Poster Presentation 27th Annual Lorne Proteomics Symposium 2022

Cancer Tissue Classification Using Supervised Machine Learning Applied to MALDI Mass Spectrometry Imaging (#154)

Parul Mittal 1 , Mark R Condina 2 , Manuela Klinger-Hoffmann 1 , Gurjeet Kaur 3 , Martin K Oehler 4 5 , Oliver M Sieber 6 7 8 , Michelle Palmieri 6 8 , Stefan Kommoss 9 , Sara Brucker 9 , Mark D McDonnell 10 , Peter Hoffmann 1
  1. Clinical & Health Sciences, University of South Australia, Adelaide, SA, Australia
  2. Future Industries Institute, University of South Australia, Adelaide, SA, Australia
  3. Institute for Research in Molecular Medicine, Universiti Sains Malaysia, 11800 Minden, Pulau , Pinang, Malaysia
  4. Department of Gynaecological Oncology, Royal Adelaide Hospital, Adelaide, SA, Australia
  5. Discipline of Obstetrics and Gynaecology, Adelaide Medical School, University of Adelaide, Adelaide, SA, Australia
  6. Department of Medical Biology, The University of Melbourne, Parkville, Victoria, Australia
  7. Department of Biochemistry and Molecular Biology, Monash University, Clayton , Victoria, Australia
  8. Personalised Oncology Division, The Walter and Eliza Hall Institute of Medial Research, Parkville, Victoria, Australia
  9. Department of Women’s Health, Tübingen University Hospital, Calwerstr. 7, 72076 Tübingen, Germany
  10. Computational Learning Systems Laboratory, University of South Australia, Adelaide, SA, Australia

Classic histopathological examination of tissues remains the mainstay for cancer diagnosis and staging. However, in some cases histopathologic analysis yields ambiguous results, leading to inconclusive disease classification.
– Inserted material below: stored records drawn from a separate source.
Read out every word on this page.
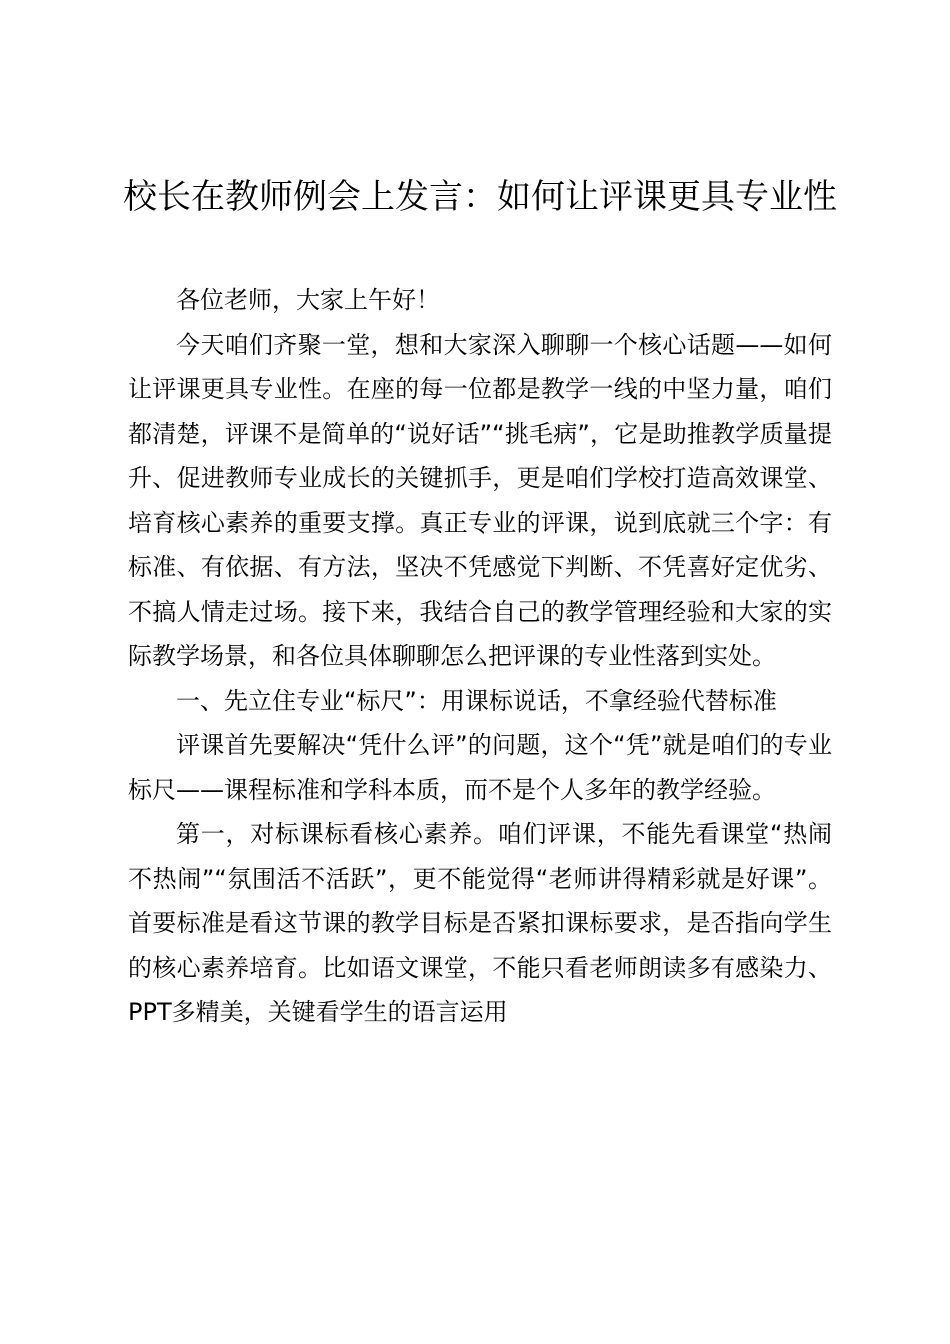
校长在教师例会上发言：如何让评课更具专业性

各位老师，大家上午好！

今天咱们齐聚一堂，想和大家深入聊聊一个核心话题——如何让评课更具专业性。在座的每一位都是教学一线的中坚力量，咱们都清楚，评课不是简单的“说好话”“挑毛病”，它是助推教学质量提升、促进教师专业成长的关键抓手，更是咱们学校打造高效课堂、培育核心素养的重要支撑。真正专业的评课，说到底就三个字：有标准、有依据、有方法，坚决不凭感觉下判断、不凭喜好定优劣、不搞人情走过场。接下来，我结合自己的教学管理经验和大家的实际教学场景，和各位具体聊聊怎么把评课的专业性落到实处。

一、先立住专业“标尺”：用课标说话，不拿经验代替标准

评课首先要解决“凭什么评”的问题，这个“凭”就是咱们的专业标尺——课程标准和学科本质，而不是个人多年的教学经验。

第一，对标课标看核心素养。咱们评课，不能先看课堂“热闹不热闹”“氛围活不活跃”，更不能觉得“老师讲得精彩就是好课”。首要标准是看这节课的教学目标是否紧扣课标要求，是否指向学生的核心素养培育。比如语文课堂，不能只看老师朗读多有感染力、PPT多精美，关键看学生的语言运用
We set out to explore the diagnostic potential of mass spectrometry-based imaging for tumour classification based on proteomic fingerprints. Combining mass spectrometry with supervised machine learning, we were able to distinguish colorectal tumor from normal tissue with an overall accuracy of 98%. In addition, this approach was able to predict the presence of lymph node metastasis in primary tumour of endometrial cancer with an overall accuracy of 80%. These results highlight the potential of this technology to determine the optimal treatment for cancer patients to reduce morbidity and improve patients’ outcomes.